Cable companies saw that they were reaching a saturation point in their own penetration, and then felt the hot breath of the formerly telephone companies moving to offer .... cable TV. So they've gone after both internet service providing and local voice, understanding that boomers still want the comfort of the old landlines.

Triple Play, once a novelty, has become the standard. Cable + Internet + Telephone.

Now Cablevision's (NYSE:CVC) stuck out its neck, $650 million worth, to swing for fences.

Cable + Internet + Telephone + Newspaper. A combo that could give Cablevision an edge against Verizon (NYSE:VZ), its biggest competitor.

A home run?

My betting is that it's one of the best labs for everyone in the news industry to watch.

What stands in the way of a big Cablevision win? In a couple of words: strategy and execution.

In strategy, Cablevision must move beyond the hazy notion of Long Island Convergence (some say the Dolans may have had a bit too much Long Island Tea in offering $70 million more than their competition for Newsday) to a true strategy.

That strategy, in a nutshell:

  • Create a new ad vision of how Cablevision/Newsday can serve local advertisers, from its Long Island home base to metro New York to southern Connecticut to northern Jersey. Providing advertisers reach to mass and targeted niche audiences, through cable, newspaper and internet is what must be done.
  • Create a new content vision for how Cablevision/Newsday can serve local news readers, sports lovers, business observers and entertainment seekers. The company will have a newsgathering/production force of more than 500. The goal has got to be to get out of text/TV/audio silos, creating text and multimedia content, distributing that content to become dominant in its key geographic areas
  • Connecting the ad and content engines to the wider web distribution world. The new independent-of-Tribune Newsday may well move out of its Tribune partnerships (nothing in release one way or another on CareerBuilder, Classified Ventures, QuadrantONE, etc.) and look at joining the Yahoo (NASDAQ:YHOO) News consortium, among others. The Daily News is in it, but has no market exclusivity.

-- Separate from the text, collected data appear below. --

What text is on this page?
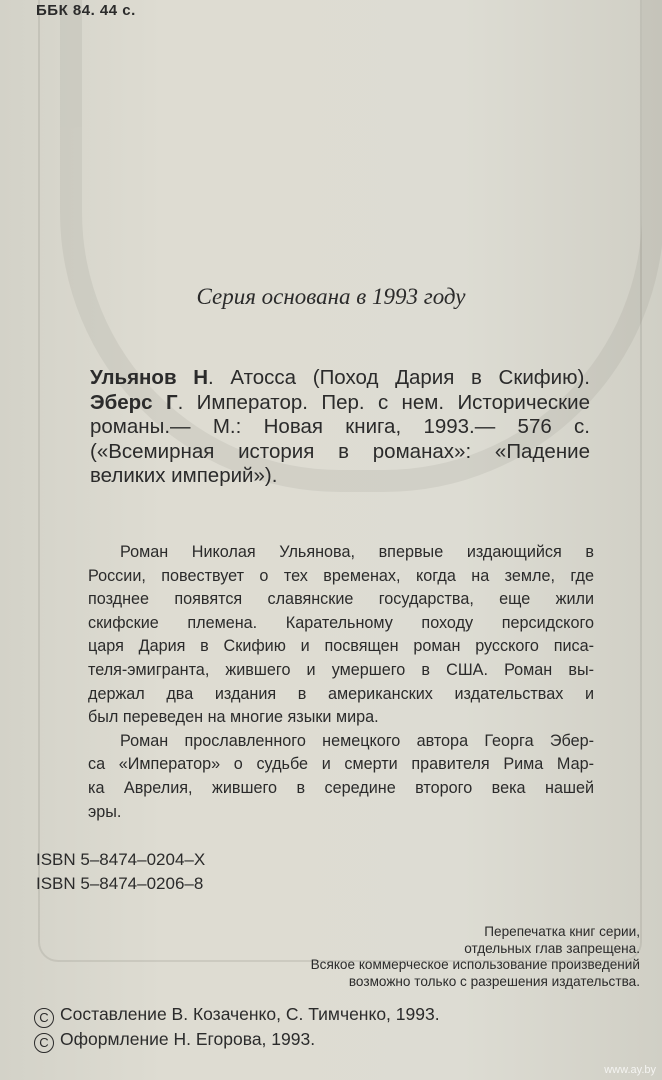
ББК 84. 44 с.
Серия основана в 1993 году
Ульянов Н. Атосса (Поход Дария в Скифию).
Эберс Г. Император. Пер. с нем. Исторические
романы.— М.: Новая книга, 1993.— 576 с.
(«Всемирная история в романах»: «Падение
великих империй»).
Роман Николая Ульянова, впервые издающийся в
России, повествует о тех временах, когда на земле, где
позднее появятся славянские государства, еще жили
скифские племена. Карательному походу персидского
царя Дария в Скифию и посвящен роман русского писа-
теля-эмигранта, жившего и умершего в США. Роман вы-
держал два издания в американских издательствах и
был переведен на многие языки мира.
Роман прославленного немецкого автора Георга Эбер-
са «Император» о судьбе и смерти правителя Рима Мар-
ка Аврелия, жившего в середине второго века нашей
эры.
ISBN 5–8474–0204–X
ISBN 5–8474–0206–8
Перепечатка книг серии,
отдельных глав запрещена.
Всякое коммерческое использование произведений
возможно только с разрешения издательства.
C Составление В. Козаченко, С. Тимченко, 1993.
C Оформление Н. Егорова, 1993.
www.ay.by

The execution? Tougher than the strategy. It should be streamlining as many of the cost centers of both companies as possible, but doing that in a way that builds the company for success, rather than crippling it.

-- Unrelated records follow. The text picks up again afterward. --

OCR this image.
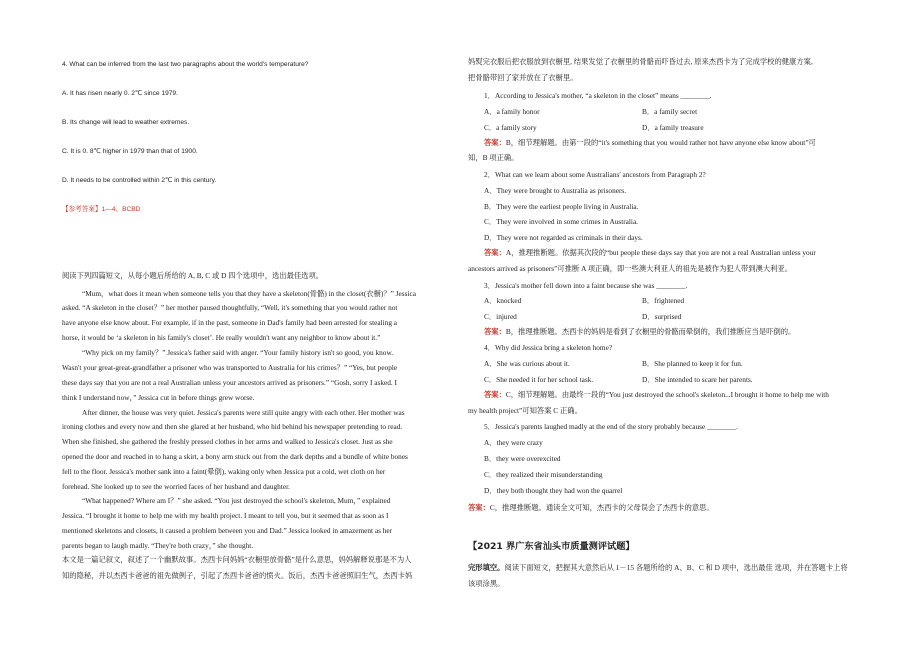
4. What can be inferred from the last two paragraphs about the world's temperature?
A. It has risen nearly 0. 2℃ since 1979.
B. Its change will lead to weather extremes.
C. It is 0. 8℃ higher in 1979 than that of 1900.
D. It needs to be controlled within 2℃ in this century.
【参考答案】1—4、BCBD
阅读下列四篇短文，从每小题后所给的 A, B, C 或 D 四个选项中，选出最佳选项。
“Mum，what does it mean when someone tells you that they have a skeleton(骨骼) in the closet(衣橱)？” Jessica
asked. “A skeleton in the closet？” her mother paused thoughtfully, “Well, it's something that you would rather not
have anyone else know about. For example, if in the past, someone in Dad's family had been arrested for stealing a
horse, it would be ‘a skeleton in his family's closet’. He really wouldn't want any neighbor to know about it.”
“Why pick on my family？” Jessica's father said with anger. “Your family history isn't so good, you know.
Wasn't your great-great-grandfather a prisoner who was transported to Australia for his crimes？” “Yes, but people
these days say that you are not a real Australian unless your ancestors arrived as prisoners.” “Gosh, sorry I asked. I
think I understand now，” Jessica cut in before things grew worse.
After dinner, the house was very quiet. Jessica's parents were still quite angry with each other. Her mother was
ironing clothes and every now and then she glared at her husband, who hid behind his newspaper pretending to read.
When she finished, she gathered the freshly pressed clothes in her arms and walked to Jessica's closet. Just as she
opened the door and reached in to hang a skirt, a bony arm stuck out from the dark depths and a bundle of white bones
fell to the floor. Jessica's mother sank into a faint(晕倒), waking only when Jessica put a cold, wet cloth on her
forehead. She looked up to see the worried faces of her husband and daughter.
“What happened? Where am I？” she asked. “You just destroyed the school's skeleton, Mum，” explained
Jessica. “I brought it home to help me with my health project. I meant to tell you, but it seemed that as soon as I
mentioned skeletons and closets, it caused a problem between you and Dad.” Jessica looked in amazement as her
parents began to laugh madly. “They're both crazy，” she thought.
本文是一篇记叙文，叙述了一个幽默故事。杰西卡问妈妈“衣橱里放骨骼”是什么意思，妈妈解释说那是不为人
知的隐秘，并以杰西卡爸爸的祖先做例子，引起了杰西卡爸爸的愤火。饭后，杰西卡爸爸照旧生气，杰西卡妈
妈熨完衣服后把衣服放到衣橱里, 结果发觉了衣橱里的骨骼而吓昏过去, 原来杰西卡为了完成学校的健康方案,
把骨骼带回了家并放在了衣橱里。
1．According to Jessica's mother, “a skeleton in the closet” means ________.
A．a family honor	B．a family secret
C．a family story	D．a family treasure
答案：B，细节理解题。由第一段的“it's something that you would rather not have anyone else know about”可
知，B 项正确。
2．What can we learn about some Australians' ancestors from Paragraph 2?
A．They were brought to Australia as prisoners.
B．They were the earliest people living in Australia.
C．They were involved in some crimes in Australia.
D．They were not regarded as criminals in their days.
答案：A，推理推断题。依据其次段的“but people these days say that you are not a real Australian unless your
ancestors arrived as prisoners”可推断 A 项正确，即一些澳大利亚人的祖先是被作为犯人带到澳大利亚。
3．Jessica's mother fell down into a faint because she was ________.
A．knocked	B．frightened
C．injured	D．surprised
答案：B，推理推断题。杰西卡的妈妈是看到了衣橱里的骨骼而晕倒的，我们推断应当是吓倒的。
4．Why did Jessica bring a skeleton home?
A．She was curious about it.	B．She planned to keep it for fun.
C．She needed it for her school task.	D．She intended to scare her parents.
答案：C，细节理解题。由最终一段的“You just destroyed the school's skeleton...I brought it home to help me with
my health project”可知答案 C 正确。
5．Jessica's parents laughed madly at the end of the story probably because ________.
A．they were crazy
B．they were overexcited
C．they realized their misunderstanding
D．they both thought they had won the quarrel
答案：C，推理推断题。通读全文可知，杰西卡的父母误会了杰西卡的意思。
【2021 界广东省汕头市质量测评试题】
完形填空。阅读下面短文，把握其大意然后从 1－15 各题所给的 A、B、C 和 D 项中，选出最佳 选项，并在答题卡上将
该项涂黑。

Yes, ad staffs and selling propositions can converge and yes, scribes and TV producers are really members of the same species. But the human dimension here is what's tough. Habit, tradition and skill set are all obstacles. As I wrote last week, someone is going to surmount them; Cablevision's just one of the newest and potentially most interesting to try.

For Rupert-watchers (NASDAQ:NWS), the sale is something of an enigma. Why did it go this way less than a week after his public boast that he'd win the prize? Questions to be answered:

  • Did Tribune's latest double-digit declines convince him that it really wasn't a prize at all, that the the Post's $50 million loss really wouldn't turn to profit, given both a bigger Newsday pricetag and the detiorating newspaper ad market?
  • Is News Corp thinking that further investment in newspapers just won't pencil out?
  • Back to the overpay question. Did Rupert overpay for Dow Jones and did the Dolans overpay for Newsday?

Both are long-term investments, and you can't make judgments based on today's pressures and short-term trends. This is all about real convergence and its value.